Bien sûr, l'atelier se trouve sur place. Des maquettes en argile des parties endommagées sont faites à partir des éléments restants et de photographies anciennes, l'objectif étant de reproduire l'original. Quand la maquette a été validée par l'architecte, le sculpteur se met au travail. Une fois terminée, la pièce réalisée vient remplacer l'ancienne.
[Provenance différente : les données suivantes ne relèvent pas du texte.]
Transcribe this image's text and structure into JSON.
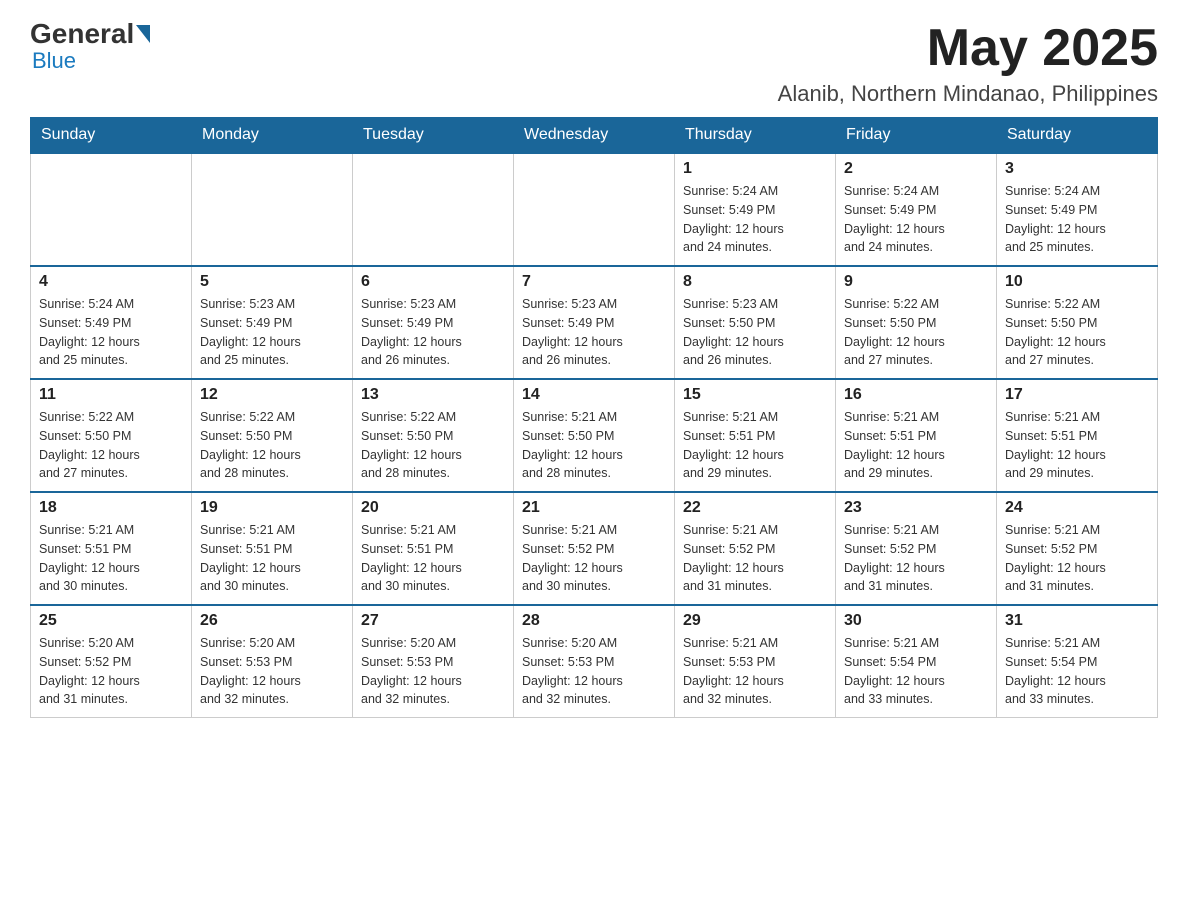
{
  "header": {
    "logo": {
      "general": "General",
      "blue": "Blue"
    },
    "month_year": "May 2025",
    "location": "Alanib, Northern Mindanao, Philippines"
  },
  "days_of_week": [
    "Sunday",
    "Monday",
    "Tuesday",
    "Wednesday",
    "Thursday",
    "Friday",
    "Saturday"
  ],
  "weeks": [
    [
      {
        "day": "",
        "info": ""
      },
      {
        "day": "",
        "info": ""
      },
      {
        "day": "",
        "info": ""
      },
      {
        "day": "",
        "info": ""
      },
      {
        "day": "1",
        "info": "Sunrise: 5:24 AM\nSunset: 5:49 PM\nDaylight: 12 hours\nand 24 minutes."
      },
      {
        "day": "2",
        "info": "Sunrise: 5:24 AM\nSunset: 5:49 PM\nDaylight: 12 hours\nand 24 minutes."
      },
      {
        "day": "3",
        "info": "Sunrise: 5:24 AM\nSunset: 5:49 PM\nDaylight: 12 hours\nand 25 minutes."
      }
    ],
    [
      {
        "day": "4",
        "info": "Sunrise: 5:24 AM\nSunset: 5:49 PM\nDaylight: 12 hours\nand 25 minutes."
      },
      {
        "day": "5",
        "info": "Sunrise: 5:23 AM\nSunset: 5:49 PM\nDaylight: 12 hours\nand 25 minutes."
      },
      {
        "day": "6",
        "info": "Sunrise: 5:23 AM\nSunset: 5:49 PM\nDaylight: 12 hours\nand 26 minutes."
      },
      {
        "day": "7",
        "info": "Sunrise: 5:23 AM\nSunset: 5:49 PM\nDaylight: 12 hours\nand 26 minutes."
      },
      {
        "day": "8",
        "info": "Sunrise: 5:23 AM\nSunset: 5:50 PM\nDaylight: 12 hours\nand 26 minutes."
      },
      {
        "day": "9",
        "info": "Sunrise: 5:22 AM\nSunset: 5:50 PM\nDaylight: 12 hours\nand 27 minutes."
      },
      {
        "day": "10",
        "info": "Sunrise: 5:22 AM\nSunset: 5:50 PM\nDaylight: 12 hours\nand 27 minutes."
      }
    ],
    [
      {
        "day": "11",
        "info": "Sunrise: 5:22 AM\nSunset: 5:50 PM\nDaylight: 12 hours\nand 27 minutes."
      },
      {
        "day": "12",
        "info": "Sunrise: 5:22 AM\nSunset: 5:50 PM\nDaylight: 12 hours\nand 28 minutes."
      },
      {
        "day": "13",
        "info": "Sunrise: 5:22 AM\nSunset: 5:50 PM\nDaylight: 12 hours\nand 28 minutes."
      },
      {
        "day": "14",
        "info": "Sunrise: 5:21 AM\nSunset: 5:50 PM\nDaylight: 12 hours\nand 28 minutes."
      },
      {
        "day": "15",
        "info": "Sunrise: 5:21 AM\nSunset: 5:51 PM\nDaylight: 12 hours\nand 29 minutes."
      },
      {
        "day": "16",
        "info": "Sunrise: 5:21 AM\nSunset: 5:51 PM\nDaylight: 12 hours\nand 29 minutes."
      },
      {
        "day": "17",
        "info": "Sunrise: 5:21 AM\nSunset: 5:51 PM\nDaylight: 12 hours\nand 29 minutes."
      }
    ],
    [
      {
        "day": "18",
        "info": "Sunrise: 5:21 AM\nSunset: 5:51 PM\nDaylight: 12 hours\nand 30 minutes."
      },
      {
        "day": "19",
        "info": "Sunrise: 5:21 AM\nSunset: 5:51 PM\nDaylight: 12 hours\nand 30 minutes."
      },
      {
        "day": "20",
        "info": "Sunrise: 5:21 AM\nSunset: 5:51 PM\nDaylight: 12 hours\nand 30 minutes."
      },
      {
        "day": "21",
        "info": "Sunrise: 5:21 AM\nSunset: 5:52 PM\nDaylight: 12 hours\nand 30 minutes."
      },
      {
        "day": "22",
        "info": "Sunrise: 5:21 AM\nSunset: 5:52 PM\nDaylight: 12 hours\nand 31 minutes."
      },
      {
        "day": "23",
        "info": "Sunrise: 5:21 AM\nSunset: 5:52 PM\nDaylight: 12 hours\nand 31 minutes."
      },
      {
        "day": "24",
        "info": "Sunrise: 5:21 AM\nSunset: 5:52 PM\nDaylight: 12 hours\nand 31 minutes."
      }
    ],
    [
      {
        "day": "25",
        "info": "Sunrise: 5:20 AM\nSunset: 5:52 PM\nDaylight: 12 hours\nand 31 minutes."
      },
      {
        "day": "26",
        "info": "Sunrise: 5:20 AM\nSunset: 5:53 PM\nDaylight: 12 hours\nand 32 minutes."
      },
      {
        "day": "27",
        "info": "Sunrise: 5:20 AM\nSunset: 5:53 PM\nDaylight: 12 hours\nand 32 minutes."
      },
      {
        "day": "28",
        "info": "Sunrise: 5:20 AM\nSunset: 5:53 PM\nDaylight: 12 hours\nand 32 minutes."
      },
      {
        "day": "29",
        "info": "Sunrise: 5:21 AM\nSunset: 5:53 PM\nDaylight: 12 hours\nand 32 minutes."
      },
      {
        "day": "30",
        "info": "Sunrise: 5:21 AM\nSunset: 5:54 PM\nDaylight: 12 hours\nand 33 minutes."
      },
      {
        "day": "31",
        "info": "Sunrise: 5:21 AM\nSunset: 5:54 PM\nDaylight: 12 hours\nand 33 minutes."
      }
    ]
  ]
}
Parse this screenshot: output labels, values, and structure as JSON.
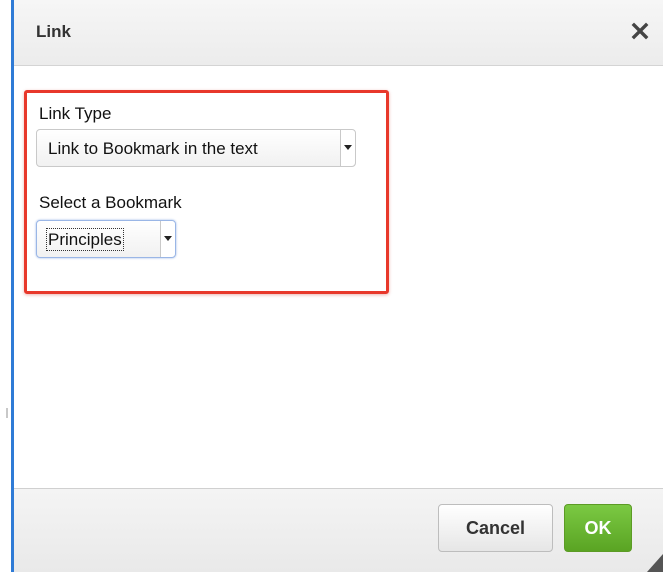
{
  "dialog": {
    "title": "Link"
  },
  "form": {
    "link_type_label": "Link Type",
    "link_type_value": "Link to Bookmark in the text",
    "bookmark_label": "Select a Bookmark",
    "bookmark_value": "Principles"
  },
  "footer": {
    "cancel_label": "Cancel",
    "ok_label": "OK"
  },
  "colors": {
    "highlight_border": "#e8382b",
    "dialog_accent": "#2f7bd6",
    "ok_button": "#6cb833"
  },
  "icons": {
    "close": "close-icon",
    "dropdown": "caret-down-icon",
    "resize": "resize-grip-icon"
  }
}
Diplômé des Beaux Arts, formé auprès de maîtres sculpteurs, Daniel Esmoingt est émerveillé par la beauté du site : « rares sont les phares où l'on trouve autant de sculptures ». La transmission du savoir-faire, du "geste" et des techniques est d'autant plus importante que les filières de formation ne sont pas légion : « Au sein de nos ateliers, nous essayons de former des jeunes ». Ainsi la relève sera assurée.
• Le chantier cesse avec les beaux jours pour reprendre après la Toussaint. En avril, l'entrée du phare est fixée à 5 euros (10 euros habituellement). A visiter l'appartement de l'ingénieur, l'appartement du roi, la chapelle royale, la salle des girondins, la salle du contrepoids, la salle des lampes, la chambre de veille et bien sûr la lanterne et son panorama. Une merveille de Charente Maritime !
Prouesses architecturales |
Un peu d'histoire
Contre vents et marées
Cette imposante construction possède une longue histoire. Longtemps, les bateaux se brisent dans cet estuaire où « la mer est quelquefois affreuse ». Selon la légende, l’îlot rocheux, appelé Antros, aurait été beaucoup plus étendu et un chemin d’une demi-lieu, accessible à marée basse, l’aurait rattaché à la Côte du Médoc.
Au XIVe siècle, le Prince Noir y ordonne l’édification d’une tour dotée de grands feux afin d’éclairer et guider les navires. Deux siècles plus tard, elle est en ruine.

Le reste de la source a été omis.